Something similar was true of the second theme, which was the kinds of love. Sexual love, parental love (so different that we confused ourselves by giving them the same name), they had never let me go: and often my public behaviour had seemed to me like the performance of a stranger. A pretty good performance, since on the level of action I had some of my temperament under control. Well, those kinds of love – I thought of the last talks with Margaret and my son – were creating within themselves something new, in part unforeseeable by me. Not in marriage, perhaps defying fate we should both think that: but certainly in my relation with my son. I hadn’t any foreknowledge of what we should be saying to each other in ten years’ time, if I lived so long. That wasn’t distressing, but curiously exciting, the more so since that date of 28 November. It was as though I were quite young again, having to learn, with the sense, on the whole a pleasurable sense, of surprise ahead, what a human relation was like.

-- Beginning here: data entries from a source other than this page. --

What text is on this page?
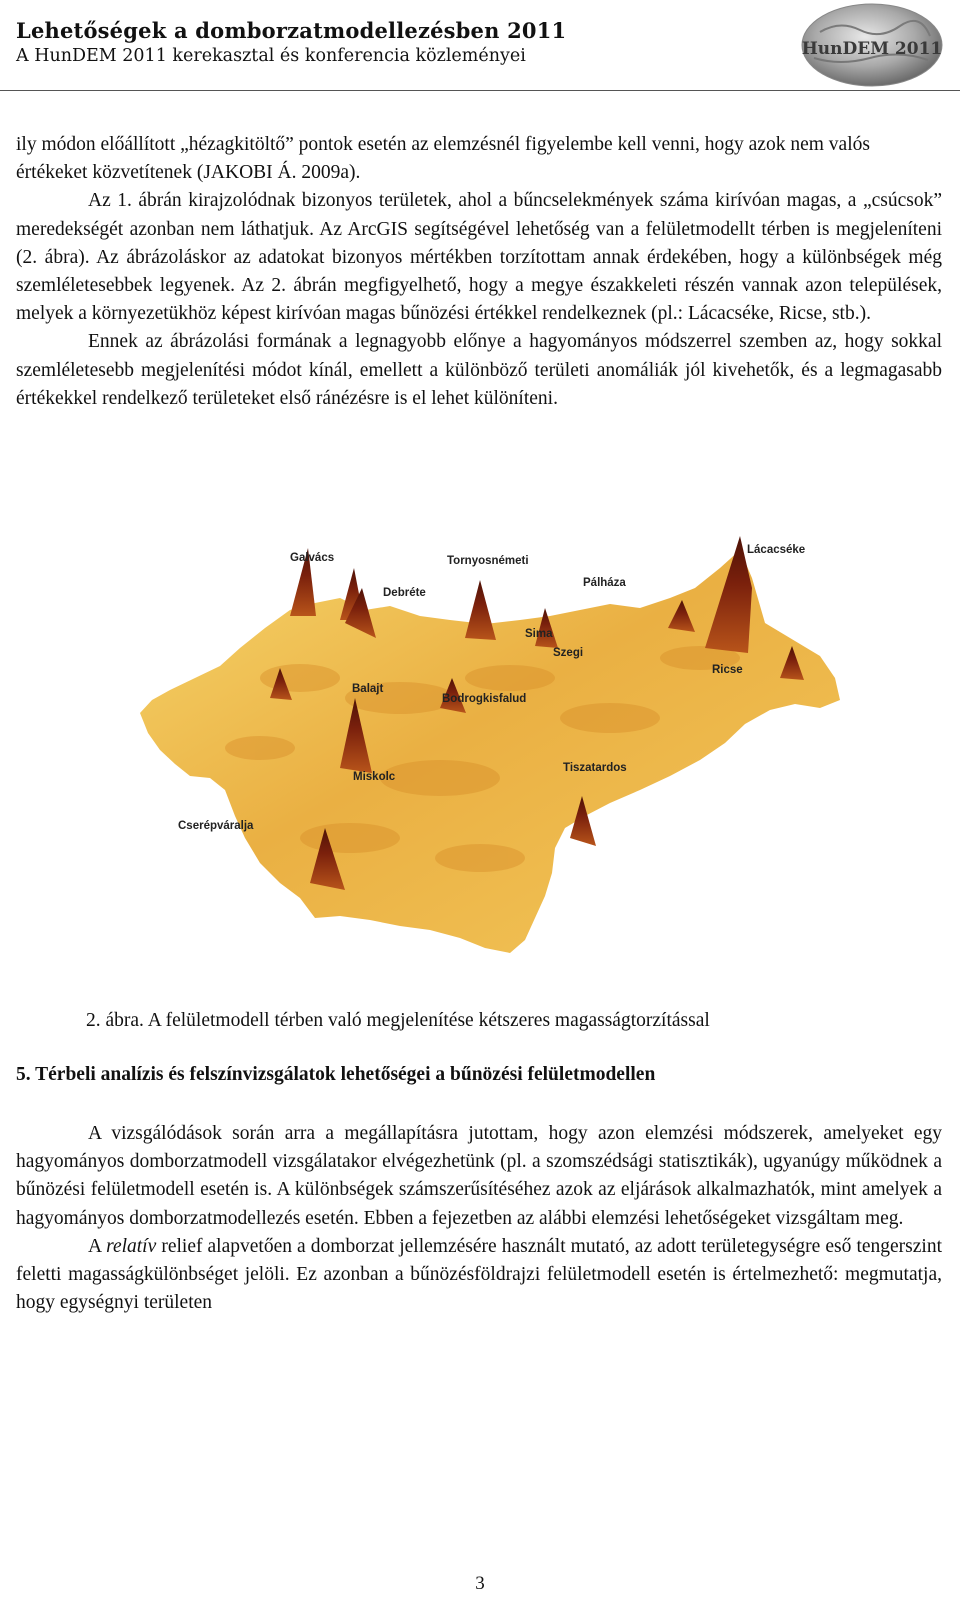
Lehetőségek a domborzatmodellezésben 2011
A HunDEM 2011 kerekasztal és konferencia közleményei	HunDEM 2011

ily módon előállított „hézagkitöltő” pontok esetén az elemzésnél figyelembe kell venni, hogy azok nem valós értékeket közvetítenek (JAKOBI Á. 2009a).

Az 1. ábrán kirajzolódnak bizonyos területek, ahol a bűncselekmények száma kirívóan magas, a „csúcsok” meredekségét azonban nem láthatjuk. Az ArcGIS segítségével lehetőség van a felületmodellt térben is megjeleníteni (2. ábra). Az ábrázoláskor az adatokat bizonyos mértékben torzítottam annak érdekében, hogy a különbségek még szemléletesebbek legyenek. Az 2. ábrán megfigyelhető, hogy a megye északkeleti részén vannak azon települések, melyek a környezetükhöz képest kirívóan magas bűnözési értékkel rendelkeznek (pl.: Lácacséke, Ricse, stb.).

Ennek az ábrázolási formának a legnagyobb előnye a hagyományos módszerrel szemben az, hogy sokkal szemléletesebb megjelenítési módot kínál, emellett a különböző területi anomáliák jól kivehetők, és a legmagasabb értékekkel rendelkező területeket első ránézésre is el lehet különíteni.

Galvács
Debréte
Tornyosnémeti
Pálháza
Lácacséke
Sima
Szegi
Ricse
Balajt
Bodrogkisfalud
Miskolc
Tiszatardos
Cserépváralja
2. ábra. A felületmodell térben való megjelenítése kétszeres magasságtorzítással
5. Térbeli analízis és felszínvizsgálatok lehetőségei a bűnözési felületmodellen

A vizsgálódások során arra a megállapításra jutottam, hogy azon elemzési módszerek, amelyeket egy hagyományos domborzatmodell vizsgálatakor elvégezhetünk (pl. a szomszédsági statisztikák), ugyanúgy működnek a bűnözési felületmodell esetén is. A különbségek számszerűsítéséhez azok az eljárások alkalmazhatók, mint amelyek a hagyományos domborzatmodellezés esetén. Ebben a fejezetben az alábbi elemzési lehetőségeket vizsgáltam meg.

A relatív relief alapvetően a domborzat jellemzésére használt mutató, az adott területegységre eső tengerszint feletti magasságkülönbséget jelöli. Ez azonban a bűnözésföldrajzi felületmodell esetén is értelmezhető: megmutatja, hogy egységnyi területen

3
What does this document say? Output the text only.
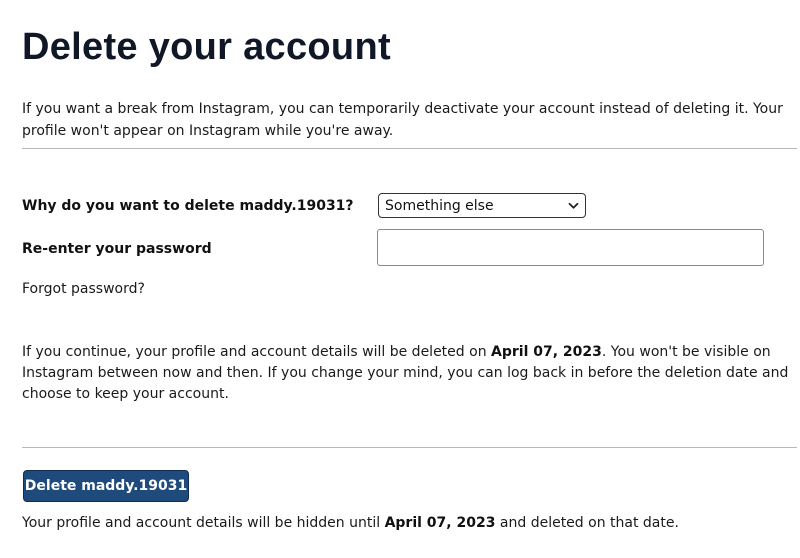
Delete your account

If you want a break from Instagram, you can temporarily deactivate your account instead of deleting it. Your profile won't appear on Instagram while you're away.

Why do you want to delete maddy.19031? Something else
Re-enter your password
Forgot password?

If you continue, your profile and account details will be deleted on April 07, 2023. You won't be visible on Instagram between now and then. If you change your mind, you can log back in before the deletion date and choose to keep your account.

Delete maddy.19031

Your profile and account details will be hidden until April 07, 2023 and deleted on that date.
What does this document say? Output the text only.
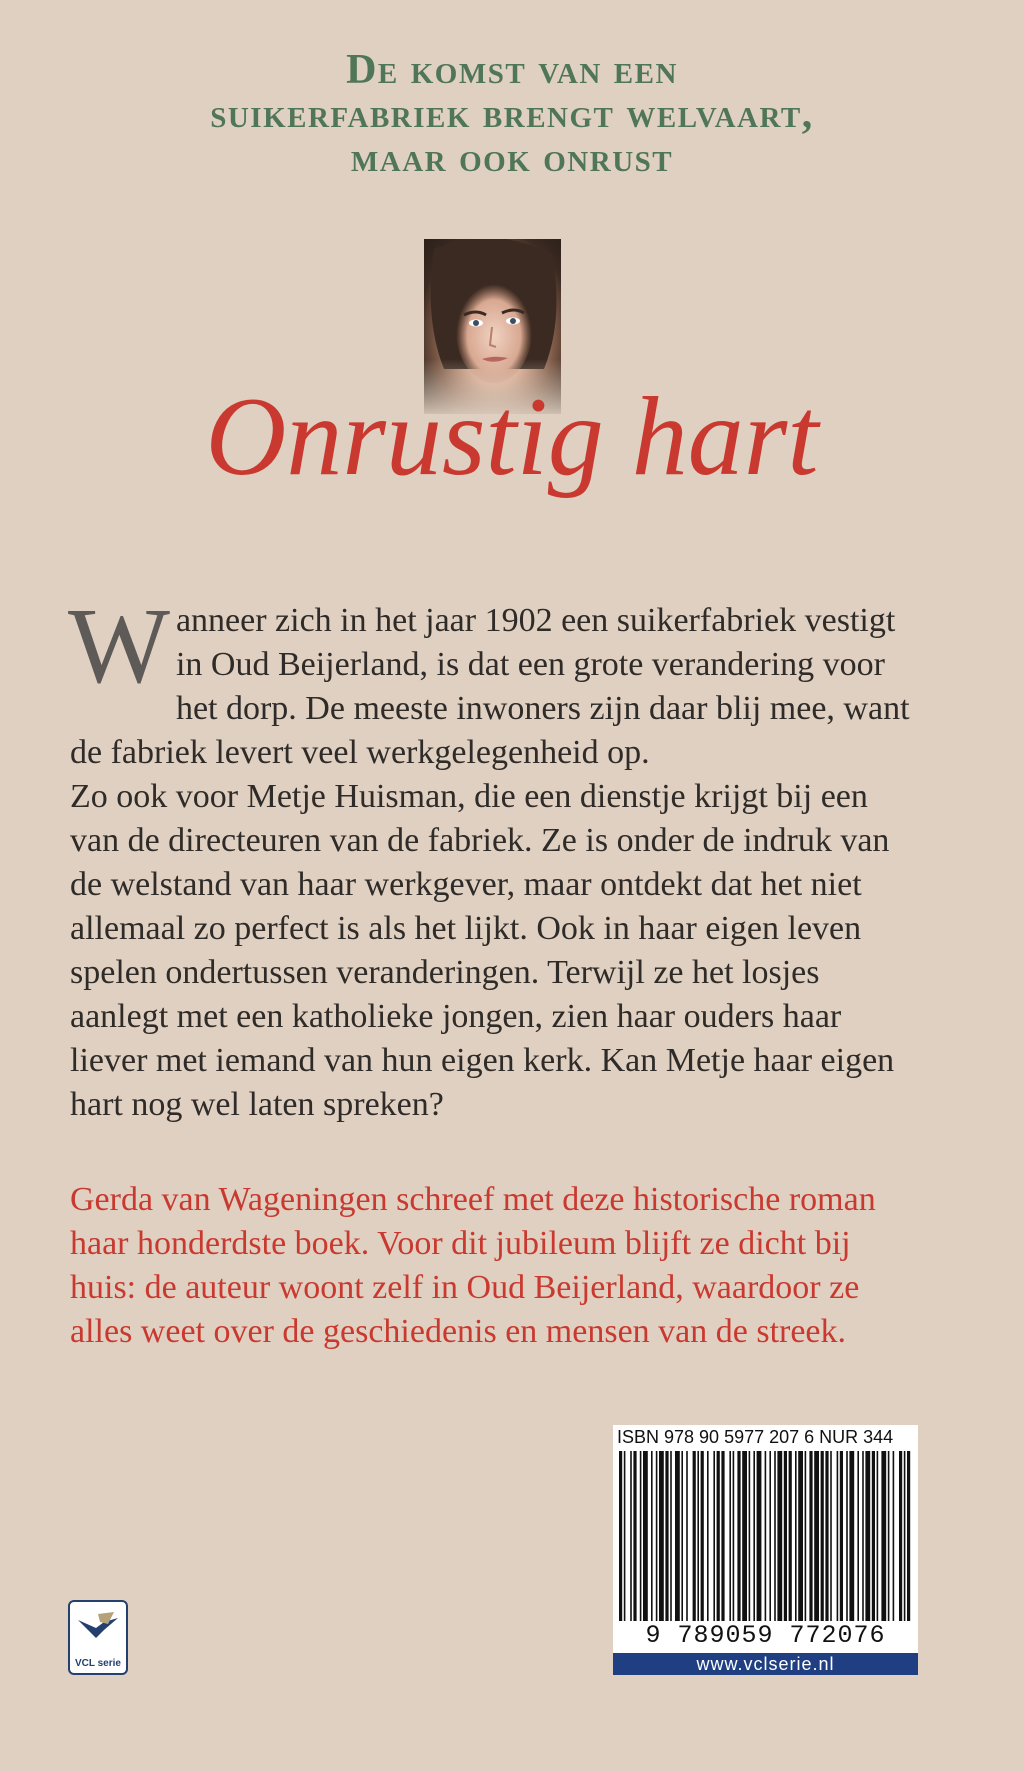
De komst van een
suikerfabriek brengt welvaart,
maar ook onrust
Onrustig hart
W anneer zich in het jaar 1902 een suikerfabriek vestigt in Oud Beijerland, is dat een grote verandering voor het dorp. De meeste inwoners zijn daar blij mee, want de fabriek levert veel werkgelegenheid op.

Zo ook voor Metje Huisman, die een dienstje krijgt bij een van de directeuren van de fabriek. Ze is onder de indruk van de welstand van haar werkgever, maar ontdekt dat het niet allemaal zo perfect is als het lijkt. Ook in haar eigen leven spelen ondertussen veranderingen. Terwijl ze het losjes aanlegt met een katholieke jongen, zien haar ouders haar liever met iemand van hun eigen kerk. Kan Metje haar eigen hart nog wel laten spreken?

Gerda van Wageningen schreef met deze historische roman haar honderdste boek. Voor dit jubileum blijft ze dicht bij huis: de auteur woont zelf in Oud Beijerland, waardoor ze alles weet over de geschiedenis en mensen van de streek.

VCL serie
ISBN 978 90 5977 207 6 NUR 344
9 789059 772076
www.vclserie.nl
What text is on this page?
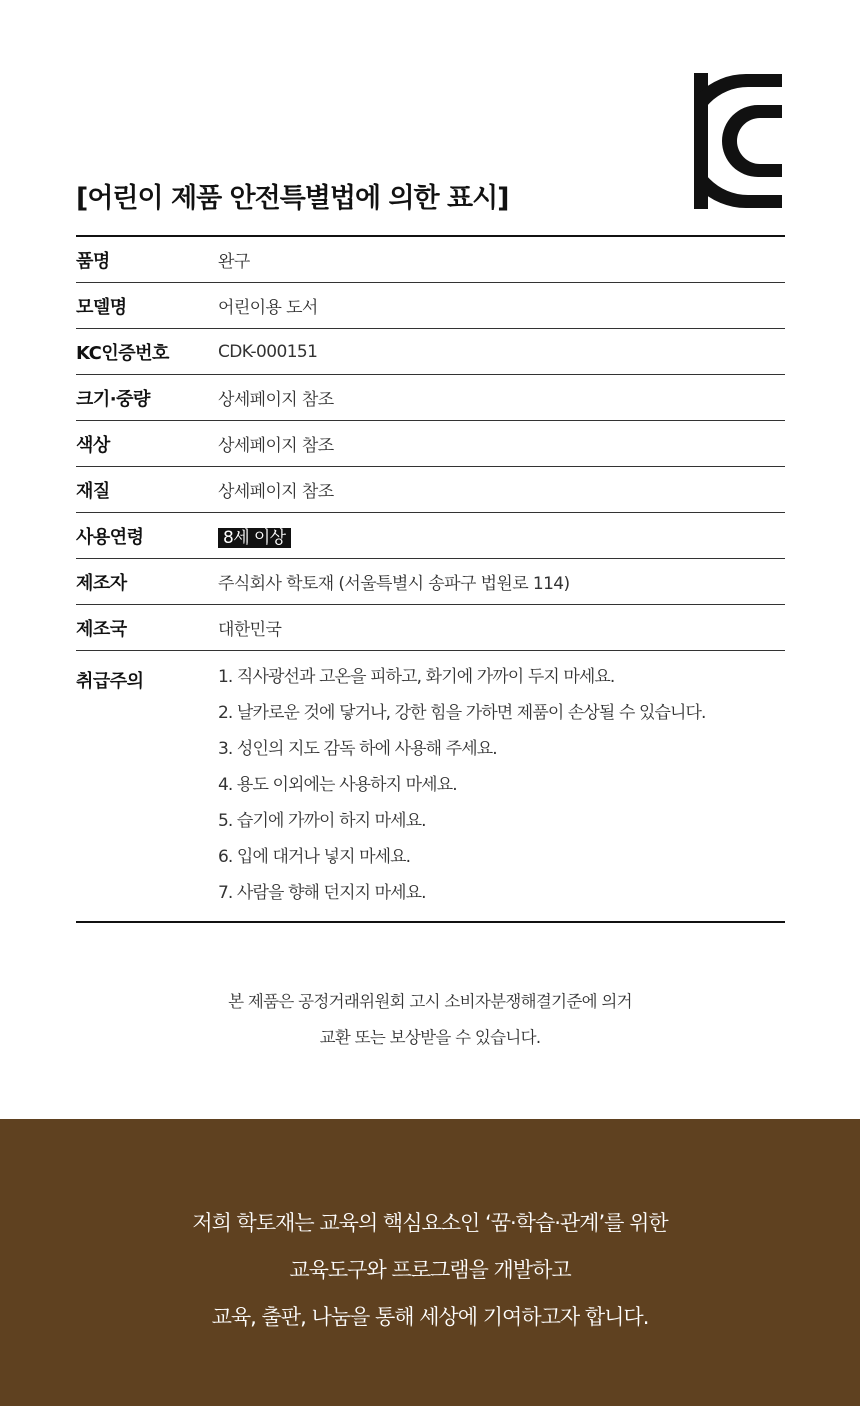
[어린이 제품 안전특별법에 의한 표시]
품명	완구
모델명	어린이용 도서
KC인증번호	CDK-000151
크기·중량	상세페이지 참조
색상	상세페이지 참조
재질	상세페이지 참조
사용연령	8세 이상
제조자	주식회사 학토재 (서울특별시 송파구 법원로 114)
제조국	대한민국
취급주의	1. 직사광선과 고온을 피하고, 화기에 가까이 두지 마세요.
2. 날카로운 것에 닿거나, 강한 힘을 가하면 제품이 손상될 수 있습니다.
3. 성인의 지도 감독 하에 사용해 주세요.
4. 용도 이외에는 사용하지 마세요.
5. 습기에 가까이 하지 마세요.
6. 입에 대거나 넣지 마세요.
7. 사람을 향해 던지지 마세요.
본 제품은 공정거래위원회 고시 소비자분쟁해결기준에 의거
교환 또는 보상받을 수 있습니다.
저희 학토재는 교육의 핵심요소인 ‘꿈·학습·관계’를 위한
교육도구와 프로그램을 개발하고
교육, 출판, 나눔을 통해 세상에 기여하고자 합니다.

Third and last, myself alone. My own solitude, different from Austin Davidson or anyone else’s. In so much we are all alike: but in one’s solitude one is unique. I had been confronted by mine, since the operation, more than in all my life before. In a fashion that had astonished me. And given me a sense of change, and also a kind of perplexed delight, for which I had been totally unprepared. Somehow that was a delight too, as though I had suddenly seen a horizon wide open in front of my eyes.
A clock was striking somewhere outside the hospital. I didn’t count the strokes, but there might have been twelve. I was sleepy by now, and turned onto my side. As often immediately before sleep, faces came, as if from a vague distance, into the field of vision under the closed lids: one came very clear and actual, nearly a dream, not yet a dream. It was a face which hadn’t any waking significance for me, the matey comedian’s face of a barrister acquaintance, Ted Benskin.